SettingDefaultDescription
uiSoundsEnabledtrueEnable/disable UI sounds
terminalSoundsEnabledtrueEnable/disable terminal sounds
typingSynthEnabledfalseEnable/disable chat typing synthesis
speechEnabledfalseEnable/disable voice input/output
keepTalkingEnabledtrueContinue listening after speech

TTS Settings

SettingDefaultDescription
ttsModelnullTTS provider (openai, elevenlabs, null)
ttsVoicenullVoice ID for selected provider
synthPreset"classic"Chat synth preset name

Persistence

All settings are persisted to localStorage via Zustand's persist middleware:

  • Storage key: ryos:audio-settings
  • Version: 1 (for migration support)

Convenience Selectors

export const selectMasterVolume = (state) => state.masterVolume;
export const selectUiVolume = (state) => state.uiVolume;
export const selectUiSoundsEnabled = (state) => state.uiSoundsEnabled;

Audio Utilities

Helper functions in src/utils/audio.ts:

createWaveform(container, base64Data, format?)

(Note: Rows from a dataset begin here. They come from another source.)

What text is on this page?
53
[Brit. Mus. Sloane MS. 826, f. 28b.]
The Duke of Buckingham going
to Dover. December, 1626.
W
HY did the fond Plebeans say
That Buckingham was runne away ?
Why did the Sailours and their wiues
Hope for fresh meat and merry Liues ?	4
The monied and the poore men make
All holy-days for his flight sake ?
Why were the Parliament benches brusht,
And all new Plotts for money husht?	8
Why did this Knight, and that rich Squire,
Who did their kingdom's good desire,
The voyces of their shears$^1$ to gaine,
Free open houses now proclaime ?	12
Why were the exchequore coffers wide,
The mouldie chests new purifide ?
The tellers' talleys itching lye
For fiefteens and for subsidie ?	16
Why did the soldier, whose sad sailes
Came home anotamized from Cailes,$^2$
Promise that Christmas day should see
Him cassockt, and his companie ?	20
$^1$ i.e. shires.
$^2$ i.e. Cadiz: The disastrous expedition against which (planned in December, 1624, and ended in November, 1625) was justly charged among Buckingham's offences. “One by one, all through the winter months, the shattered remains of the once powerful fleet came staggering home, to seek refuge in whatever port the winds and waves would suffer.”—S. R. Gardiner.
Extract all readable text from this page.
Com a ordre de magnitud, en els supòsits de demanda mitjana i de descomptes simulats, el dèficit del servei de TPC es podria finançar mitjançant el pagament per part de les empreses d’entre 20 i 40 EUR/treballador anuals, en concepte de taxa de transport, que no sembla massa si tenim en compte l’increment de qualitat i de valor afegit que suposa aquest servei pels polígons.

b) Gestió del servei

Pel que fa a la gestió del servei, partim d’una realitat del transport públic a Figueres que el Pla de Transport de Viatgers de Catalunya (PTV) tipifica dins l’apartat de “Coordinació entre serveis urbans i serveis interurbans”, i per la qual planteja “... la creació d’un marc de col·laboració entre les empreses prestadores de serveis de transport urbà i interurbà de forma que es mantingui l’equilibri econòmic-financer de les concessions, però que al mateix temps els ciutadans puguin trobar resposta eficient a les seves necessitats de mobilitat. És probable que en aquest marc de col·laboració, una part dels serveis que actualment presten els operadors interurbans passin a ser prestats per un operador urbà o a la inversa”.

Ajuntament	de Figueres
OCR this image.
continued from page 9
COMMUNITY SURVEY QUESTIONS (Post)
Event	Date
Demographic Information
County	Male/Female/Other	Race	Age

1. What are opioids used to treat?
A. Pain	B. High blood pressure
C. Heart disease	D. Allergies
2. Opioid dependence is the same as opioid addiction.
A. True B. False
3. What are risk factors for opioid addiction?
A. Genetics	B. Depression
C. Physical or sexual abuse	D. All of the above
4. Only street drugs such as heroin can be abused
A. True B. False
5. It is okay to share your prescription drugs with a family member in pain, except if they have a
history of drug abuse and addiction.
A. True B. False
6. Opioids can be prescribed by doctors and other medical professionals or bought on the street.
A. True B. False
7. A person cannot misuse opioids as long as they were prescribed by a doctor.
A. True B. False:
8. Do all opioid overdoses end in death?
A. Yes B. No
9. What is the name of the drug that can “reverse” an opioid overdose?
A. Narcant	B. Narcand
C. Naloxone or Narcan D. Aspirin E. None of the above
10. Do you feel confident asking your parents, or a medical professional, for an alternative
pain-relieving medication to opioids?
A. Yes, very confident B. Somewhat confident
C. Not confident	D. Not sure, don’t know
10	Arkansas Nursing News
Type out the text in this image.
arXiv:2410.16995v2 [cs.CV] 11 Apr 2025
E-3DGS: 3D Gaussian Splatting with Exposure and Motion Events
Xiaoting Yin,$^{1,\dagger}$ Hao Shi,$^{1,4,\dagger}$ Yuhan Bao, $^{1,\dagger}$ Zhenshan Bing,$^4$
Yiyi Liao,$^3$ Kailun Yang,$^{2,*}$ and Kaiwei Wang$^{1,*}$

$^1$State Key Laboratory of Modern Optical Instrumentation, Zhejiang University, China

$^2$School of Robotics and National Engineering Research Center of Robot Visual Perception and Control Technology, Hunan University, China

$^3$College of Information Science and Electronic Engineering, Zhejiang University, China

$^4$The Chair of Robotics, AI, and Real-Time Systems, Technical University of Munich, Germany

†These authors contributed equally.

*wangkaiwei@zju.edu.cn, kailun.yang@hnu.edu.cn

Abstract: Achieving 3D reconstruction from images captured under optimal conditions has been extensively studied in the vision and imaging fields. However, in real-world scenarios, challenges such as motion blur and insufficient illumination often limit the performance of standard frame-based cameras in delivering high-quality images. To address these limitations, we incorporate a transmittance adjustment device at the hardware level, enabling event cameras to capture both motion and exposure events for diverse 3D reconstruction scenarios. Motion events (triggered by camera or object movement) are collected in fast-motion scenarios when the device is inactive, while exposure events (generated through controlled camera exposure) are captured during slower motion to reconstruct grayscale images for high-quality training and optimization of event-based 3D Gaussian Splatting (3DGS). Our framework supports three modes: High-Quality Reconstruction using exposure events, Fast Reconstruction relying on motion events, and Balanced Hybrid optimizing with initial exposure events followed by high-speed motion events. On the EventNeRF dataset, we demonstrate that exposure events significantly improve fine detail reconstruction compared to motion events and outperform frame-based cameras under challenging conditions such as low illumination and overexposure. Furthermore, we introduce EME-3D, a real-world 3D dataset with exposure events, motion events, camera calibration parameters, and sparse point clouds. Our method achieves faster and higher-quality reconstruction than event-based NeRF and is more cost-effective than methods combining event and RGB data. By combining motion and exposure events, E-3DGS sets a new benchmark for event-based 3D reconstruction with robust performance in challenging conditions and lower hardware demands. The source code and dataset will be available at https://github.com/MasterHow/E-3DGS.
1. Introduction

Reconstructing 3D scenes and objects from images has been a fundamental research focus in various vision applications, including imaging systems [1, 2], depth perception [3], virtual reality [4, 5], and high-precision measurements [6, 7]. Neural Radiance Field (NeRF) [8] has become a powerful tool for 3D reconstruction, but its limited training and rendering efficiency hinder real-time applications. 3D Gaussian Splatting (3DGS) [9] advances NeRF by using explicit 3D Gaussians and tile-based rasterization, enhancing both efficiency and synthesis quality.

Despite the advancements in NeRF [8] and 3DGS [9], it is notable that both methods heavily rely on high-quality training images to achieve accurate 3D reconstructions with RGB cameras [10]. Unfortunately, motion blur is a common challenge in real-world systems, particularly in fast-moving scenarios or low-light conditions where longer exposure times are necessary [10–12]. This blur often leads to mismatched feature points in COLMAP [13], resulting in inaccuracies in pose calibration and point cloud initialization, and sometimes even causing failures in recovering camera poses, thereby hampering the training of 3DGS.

Creates a WaveSurfer instance for waveform visualization. Ensures shared AudioContext is ready first to avoid Safari's context limit issues.

createAudioFromBase64(base64Data, format?)

Creates an HTMLAudioElement from base64-encoded audio data.

getSupportedMimeType()

Returns the appropriate MIME type for the current browser:
  • Safari: audio/mp4
  • Others: audio/webm

base64FromBlob(blob) / bufferToBase64(buffer)

Converts Blob/ArrayBuffer to base64 string for storage.